Planning panel for increasing oil prices

Planning panel for increasing oil prices

New Delhi: Planning Commission today made a case for increasing prices of petrol and diesel arguing that it was not a good idea to check inflation by keeping prices of petroleum products low.

“If the oil prices remain high on a sustained basis it will have to be passed on to the consumers...I don’t believe keeping oil prices low is a good way of controlling inflation", Deputy Chairman of the Planning Commission Montek Singh Ahluwalia told reporters on the sidelines of the World Economic Forum (WEF) meeting here.

The government has refrained from increasing domestic prices of petroleum goods because of political considerations especially forthcoming assembly elections in Gujarat, though the crude oil prices in the international market reached near $100 per barrel.
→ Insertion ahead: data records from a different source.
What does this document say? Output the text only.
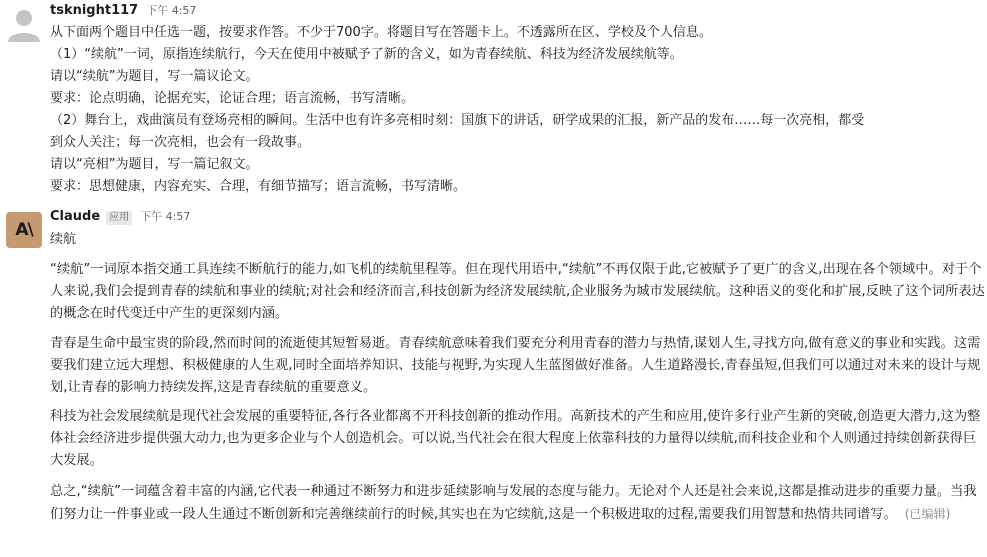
tsknight117 下午 4:57
从下面两个题目中任选一题，按要求作答。不少于700字。将题目写在答题卡上。不透露所在区、学校及个人信息。
（1）“续航”一词，原指连续航行，今天在使用中被赋予了新的含义，如为青春续航、科技为经济发展续航等。
请以“续航”为题目，写一篇议论文。
要求：论点明确，论据充实，论证合理；语言流畅，书写清晰。
（2）舞台上，戏曲演员有登场亮相的瞬间。生活中也有许多亮相时刻：国旗下的讲话，研学成果的汇报，新产品的发布……每一次亮相，都受
到众人关注；每一次亮相，也会有一段故事。
请以“亮相”为题目，写一篇记叙文。
要求：思想健康，内容充实、合理，有细节描写；语言流畅，书写清晰。
A\
Claude 应用 下午 4:57
续航
“续航”一词原本指交通工具连续不断航行的能力,如飞机的续航里程等。但在现代用语中,“续航”不再仅限于此,它被赋予了更广的含义,出现在各个领域中。对于个人来说,我们会提到青春的续航和事业的续航;对社会和经济而言,科技创新为经济发展续航,企业服务为城市发展续航。这种语义的变化和扩展,反映了这个词所表达的概念在时代变迁中产生的更深刻内涵。
青春是生命中最宝贵的阶段,然而时间的流逝使其短暂易逝。青春续航意味着我们要充分利用青春的潜力与热情,谋划人生,寻找方向,做有意义的事业和实践。这需要我们建立远大理想、积极健康的人生观,同时全面培养知识、技能与视野,为实现人生蓝图做好准备。人生道路漫长,青春虽短,但我们可以通过对未来的设计与规划,让青春的影响力持续发挥,这是青春续航的重要意义。
科技为社会发展续航是现代社会发展的重要特征,各行各业都离不开科技创新的推动作用。高新技术的产生和应用,使许多行业产生新的突破,创造更大潜力,这为整体社会经济进步提供强大动力,也为更多企业与个人创造机会。可以说,当代社会在很大程度上依靠科技的力量得以续航,而科技企业和个人则通过持续创新获得巨大发展。
总之,“续航”一词蕴含着丰富的内涵,它代表一种通过不断努力和进步延续影响与发展的态度与能力。无论对个人还是社会来说,这都是推动进步的重要力量。当我们努力让一件事业或一段人生通过不断创新和完善继续前行的时候,其实也在为它续航,这是一个积极进取的过程,需要我们用智慧和热情共同谱写。 (已编辑)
The prices, however, later softened to $88 per barrel.

Even the Prime Minister Manmohan at a meeting of the Planning Commission last month expressed concern over rising subsidy bill towards food, fertiliser and petroleum products and said it would go up to Rs1 lakh crore during the current financial year.

Increasing prices of petrol and diesel also assumes significance in view of the huge losses being incurred by the state-owned oil marketing companies like Indian Oil Corporation, Bharat Petroleum and Hindustan Petroleum.

Taking note of the mounting losses, international credit rating agency Moody’s on Monday downgraded the rating outlook of the blue chip oil major IOC from stable to negative.

Moody’s pointed out that change in IOC’s rating outlook to negative reflects the persisting challenges arising from the oil subsidy scheme in India, and the consequent financial impact on the oil company.

The burden of under-recoveries is being exacerbated by the high oil prices which are straining IOC’s liquidity profile, it added.

The Planning Commission has been suggesting that government should try to safeguard the interest of poor by providing targeted subsidies and excluding those who can afford to pay the actual cost.

Even on an earlier occasion Ahuwalia had emphasised that increased energy cost must be shared by the consumers as the burden is currently being largely borne by public sector oil companies.

He said present policy of insulating consumers from global price rise was not sustainable as it would impair the ability of the government to fund social sector programmes.

According to Plan panel’s estimates 25% increase in oil prices over $80 a barrel can increase the country’s import bill by 5%, besides raising the current account deficit.